Bisnis.com, JAKARTA - Otoritas Jasa Keuangan (OJK) masih memberi kesempatan kepada sejumlah perusahaan asuransi bermasalah, seperti Wanaartha Life, AJB Bumiputera, hingga Kresna Life untuk melakukan upaya penyehatan perusahaan. OJK tak ingin tergesa-gesa meningkatkan sanksi ke pencabutan izin usaha, meski permasalahan likuditas tak kunjung teratasi.
Kepala Departemen Pengawasan Industri Keuangan Non-Bank (IKNB) 2A OJK Ahmad Nasrullah mengatakan, sesuai peraturan memang ada batas waktu tertentu bagi perusahaan asuransi untuk segera mengatasi permasalahannya. Namun, hingga saat ini, OJK masih memberi kesempatan bagi perusahaan-perusahaan asuransi untuk menyampaikan rencana penyehatan keuangannya.
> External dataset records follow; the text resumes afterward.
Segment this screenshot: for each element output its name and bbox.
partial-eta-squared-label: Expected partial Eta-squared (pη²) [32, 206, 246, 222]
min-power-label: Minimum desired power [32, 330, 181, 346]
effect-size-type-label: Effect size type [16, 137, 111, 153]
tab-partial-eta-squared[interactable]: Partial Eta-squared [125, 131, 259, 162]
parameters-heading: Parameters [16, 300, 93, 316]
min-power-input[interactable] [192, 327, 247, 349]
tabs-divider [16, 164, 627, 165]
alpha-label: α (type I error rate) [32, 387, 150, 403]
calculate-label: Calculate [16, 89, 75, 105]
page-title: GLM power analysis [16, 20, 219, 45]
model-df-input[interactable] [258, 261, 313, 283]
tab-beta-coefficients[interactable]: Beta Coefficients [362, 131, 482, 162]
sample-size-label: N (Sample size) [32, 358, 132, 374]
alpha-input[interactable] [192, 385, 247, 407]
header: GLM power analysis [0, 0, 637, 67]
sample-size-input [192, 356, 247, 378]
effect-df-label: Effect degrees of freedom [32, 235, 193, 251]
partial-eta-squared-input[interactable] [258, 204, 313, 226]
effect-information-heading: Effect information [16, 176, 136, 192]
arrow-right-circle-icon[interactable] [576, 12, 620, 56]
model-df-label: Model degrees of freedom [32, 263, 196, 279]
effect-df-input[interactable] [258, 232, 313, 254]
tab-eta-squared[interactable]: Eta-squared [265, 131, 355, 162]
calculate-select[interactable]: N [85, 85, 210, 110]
Adapun, PT Asuransi Jiwa Adisarana Wanaartha (Wanaartha Life) dan PT Asuransi Jiwa Kresna (Kresna Life) saat ini telah dijatuhi sanksi pembekuan kegiatan usaha (PKU) untuk seluruh kegiatan usaha perseroan. Bila penyebab penjatuhan sanksi tersebut tak juga diatasi, langkah pengawasan OJK selanjutnya adalah berupa pencabutan izin usaha.
"Jangka waktu sebenarnya ada, tapi kembali kami sampaikan kami bukan eksekutor. Kalau kami kaku terhadap aturan, kami cabut-cabut [izin]. Tapi ekspektasi pemegang polis enggak gitu, mereka tidak peduli ada pidana dan sebagainya, yang penting uang mereka balik," ujar Nasrullah, dikutip Rabu (14/9/2022).
Dia menuturkan bahwa OJK mencoba untuk dapat mengakomodasi kepentingan pemegang pilis sehingga OJK berupaya sebisa mungkin agar perusahaan asuransi bermasalah masih bisa terselamatkan.
"Itu proses yang sedang kami lakukan sekarang terhadap semua asuransi bermasalah," katanya.
Baca Juga
Sementara itu, Kepala Eksekutif Pengawas Industri Keuangan Non-Bank (IKNB) OJK Ogi Prastomiyono mengatakan, OJK akan terus mendesak para pihak yang bertanggung jawab atas Wanaartha Life, Kresna Life, maupun AJB Bumiputera, untuk menyelesaikan permasalah yang ada. Dia memastikan OJK akan mematuhi setiap tahap proses pengawasan terhadap asuransi yang tak memenuhi ketentuan.
"Kami menunggu apakah mereka lakukan RPK dengan penambahan modal atau bagaimana. Kalau enggak bisa lakukan itu, OJK bisa lakukan tindakan lebih jauh, yaitu pencabutan izin usaha. Habis Itu harus ada pembubaran, ada tim likuidasi. Kemudian pembagian hasil likuidasi ke pihak-pihak tertentu," tutur Ogi.
Bila terjadi likuidasi, pemegang polis belum tentu terjamin mendapatkan pengembalian dananya. Ogi mengatakan, hasil dari aset-aset perusahaan yang dilikudiasi sesuai aturan akan diperuntukkan terlebih dulu untuk pembayaran pajak, gaji pegawai, baru kemudian kewajiban ke pemegang polis.
"Pemegang polis nomor berapa, belum tentu kebagian. Tapi kami akan mendorong, memaksa pemegang saham untuk bisa selesaikan itu," kata Ogi.